Oberlandesgericht Celle:
Beschluss vom 9. September 2003
Aktenzeichen: 13 W 83/03

(OLG Celle: Beschluss v. 09.09.2003, Az.: 13 W 83/03)

Zur Bestimmung des örtlich relevanten Marktes im Sinn des § 13 Abs. 2 Nr. 2 UWG beim Verkauf neuer Pkw.Zur Frage, wann die einem Dritten gegenüber abgegebene strafbewehrte Unterlassungserklärung die Wiederholungsgefahr beseitigt.Versäumt es der wettbewerbswidrig Handelnde, den ihn abmahnenden Verband darüber aufzuklären, dass er wegen der beanstandeten Handlung bereits einem Dritten gegenüber eine - die Wiederholungsgefahr beseitigende - strafbewehrte Unterlassungsverpflichtungserklärung abgegeben hat, erhebt der Verband dann Unterlassungsklage, und erklären die Parteien wegen des Wegfalls der Widerholungsgefahr den Rechtsstreit in der Hauptsache für erledigt, so sind die Kosten des Rechtsstreits gemäß § 91 a ZPO dem in Anspruch genommenen Verletzer aufzuerlegen.

Tenor

Die sofortige Beschwerde des Beklagten gegen den Beschuss des Landgerichts Verden vom 21. Juli 2003 wird zurückgewiesen.

Der Beklagte hat die Kosten des Beschwerdeverfahrens zu tragen.

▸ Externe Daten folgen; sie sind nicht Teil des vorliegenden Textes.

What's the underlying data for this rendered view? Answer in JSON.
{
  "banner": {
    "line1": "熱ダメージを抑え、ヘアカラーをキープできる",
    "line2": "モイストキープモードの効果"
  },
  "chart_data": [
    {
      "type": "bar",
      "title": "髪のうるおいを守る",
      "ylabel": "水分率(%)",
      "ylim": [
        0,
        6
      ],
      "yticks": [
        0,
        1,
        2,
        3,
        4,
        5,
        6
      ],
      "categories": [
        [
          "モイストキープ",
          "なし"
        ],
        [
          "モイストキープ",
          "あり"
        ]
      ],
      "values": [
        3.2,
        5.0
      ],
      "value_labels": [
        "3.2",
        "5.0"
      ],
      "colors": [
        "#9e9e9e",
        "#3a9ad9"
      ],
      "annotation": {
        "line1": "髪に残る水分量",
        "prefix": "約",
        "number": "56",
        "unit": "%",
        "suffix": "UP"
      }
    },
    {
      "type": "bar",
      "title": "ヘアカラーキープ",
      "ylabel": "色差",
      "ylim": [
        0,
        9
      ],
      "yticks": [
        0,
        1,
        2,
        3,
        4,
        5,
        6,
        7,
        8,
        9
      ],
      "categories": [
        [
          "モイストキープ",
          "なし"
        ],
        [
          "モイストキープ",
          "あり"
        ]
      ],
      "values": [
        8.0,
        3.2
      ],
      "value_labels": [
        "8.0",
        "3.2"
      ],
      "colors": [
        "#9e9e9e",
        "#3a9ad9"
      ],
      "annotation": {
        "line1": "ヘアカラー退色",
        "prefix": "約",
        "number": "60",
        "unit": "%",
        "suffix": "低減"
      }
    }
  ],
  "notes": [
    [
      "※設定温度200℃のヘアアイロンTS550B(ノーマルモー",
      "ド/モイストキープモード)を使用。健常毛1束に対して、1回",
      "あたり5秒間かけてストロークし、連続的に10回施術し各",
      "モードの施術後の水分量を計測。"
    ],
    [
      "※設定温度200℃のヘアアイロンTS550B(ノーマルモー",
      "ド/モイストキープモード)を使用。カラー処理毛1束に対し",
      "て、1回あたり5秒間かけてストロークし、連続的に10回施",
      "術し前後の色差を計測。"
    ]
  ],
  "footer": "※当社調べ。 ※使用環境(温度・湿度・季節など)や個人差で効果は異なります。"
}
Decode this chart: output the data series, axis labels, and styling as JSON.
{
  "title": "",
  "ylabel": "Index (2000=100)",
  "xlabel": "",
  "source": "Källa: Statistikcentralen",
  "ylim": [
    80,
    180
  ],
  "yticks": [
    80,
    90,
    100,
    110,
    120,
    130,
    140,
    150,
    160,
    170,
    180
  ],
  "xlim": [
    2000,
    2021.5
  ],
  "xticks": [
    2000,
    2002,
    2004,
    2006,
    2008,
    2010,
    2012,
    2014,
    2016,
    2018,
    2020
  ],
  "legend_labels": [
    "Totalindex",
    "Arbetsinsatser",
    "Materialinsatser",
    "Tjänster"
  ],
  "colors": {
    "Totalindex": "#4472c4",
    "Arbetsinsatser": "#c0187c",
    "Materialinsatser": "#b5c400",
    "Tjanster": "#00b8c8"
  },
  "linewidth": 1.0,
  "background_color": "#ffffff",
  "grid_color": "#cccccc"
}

Der Streitwert des Beschwerdeverfahrens wird auf bis zu 2.500 € festgesetzt.

Gründe

Die sofortige Beschwerde ist unbegründet.

I.

Das Landgericht hat die Kosten des Rechtsstreits im Ergebnis zu Recht gemäß § 91 a ZPO der Beklagten auferlegt. Denn die Beklagte hat zur Klageerhebung Anlass gegeben.

1. Die Klagebefugnis des Klägers ergibt sich aus § 13 Abs. 2 Nr. 2 UWG.

Der Kläger ist ein rechtsfähiger Verband zur Förderung gewerblicher Interessen, dem eine erhebliche Zahl von Gewerbetreibenden angehört, die Waren gleicher Art auf demselben Markt vertreiben. Bei der Bestimmung des örtlich relevanten Marktes ist von dem Verbreitungsgebiet der Zeitung "..." auszugehen und zu fragen, ob und inwieweit die beanstandete Zeitungsanzeige sich auf den potentiellen Kundenkreis der Mitglieder des Klägers auswirken kann. Das Verbreitungsgebiet der Zeitung erstreckt sich, wie die Beklagte vorgetragen hat, auf ..., ... und das nähere Umland. Der örtlich relevante Markt geht aber darüber hinaus. Bei einem nur auf den regionalen Markt zielenden Angebot steht die Klagebefugnis allen Konkurrenten des Verletzers zu, die zumindest auch den gleichen regionalen Einzugsbereich bedienen (Melullis, Handbuch des Wettbewerbsprozesses, 3. Aufl., Rdn. 377). Bei Verbrauchern, die einen neuen Pkw erwerben wollen, ist davon auszugehen, dass sie sich häufig in einem größeren Umkreis ihres Wohnorts, möglicherweise darüber hinaus im Internet oder in überregionalen Zeitschriften über Angebote informieren und diese gegebenenfalls wahrnehmen. Im Streitfall können daher, wenn sich Verbraucher aus dem Gebiet um ... und ...aufgrund der beanstandeten Anzeige zum Kauf bei der Beklagten entschließen, auch Unternehmen außerhalb dieses Bereichs betroffen seien. Dabei handelt es sich jedenfalls um die Mitglieder des Klägers in ... und in ... und den Hersteller ... (Deutschland) GmbH, der seine Fahrzeuge gemäß der Anlage zur Klageschrift K 2 u.a. über Händler in ..., ..., ..., ... (zwei Händler), ..., ...und ... vertreibt. Ob zum örtlich relevanten Markt außerdem alle Neuwagenhändler gehören, die ihre Angebote im Internet und in überregionalen Zeitschriften unterbreiten, braucht nicht entschieden zu werden.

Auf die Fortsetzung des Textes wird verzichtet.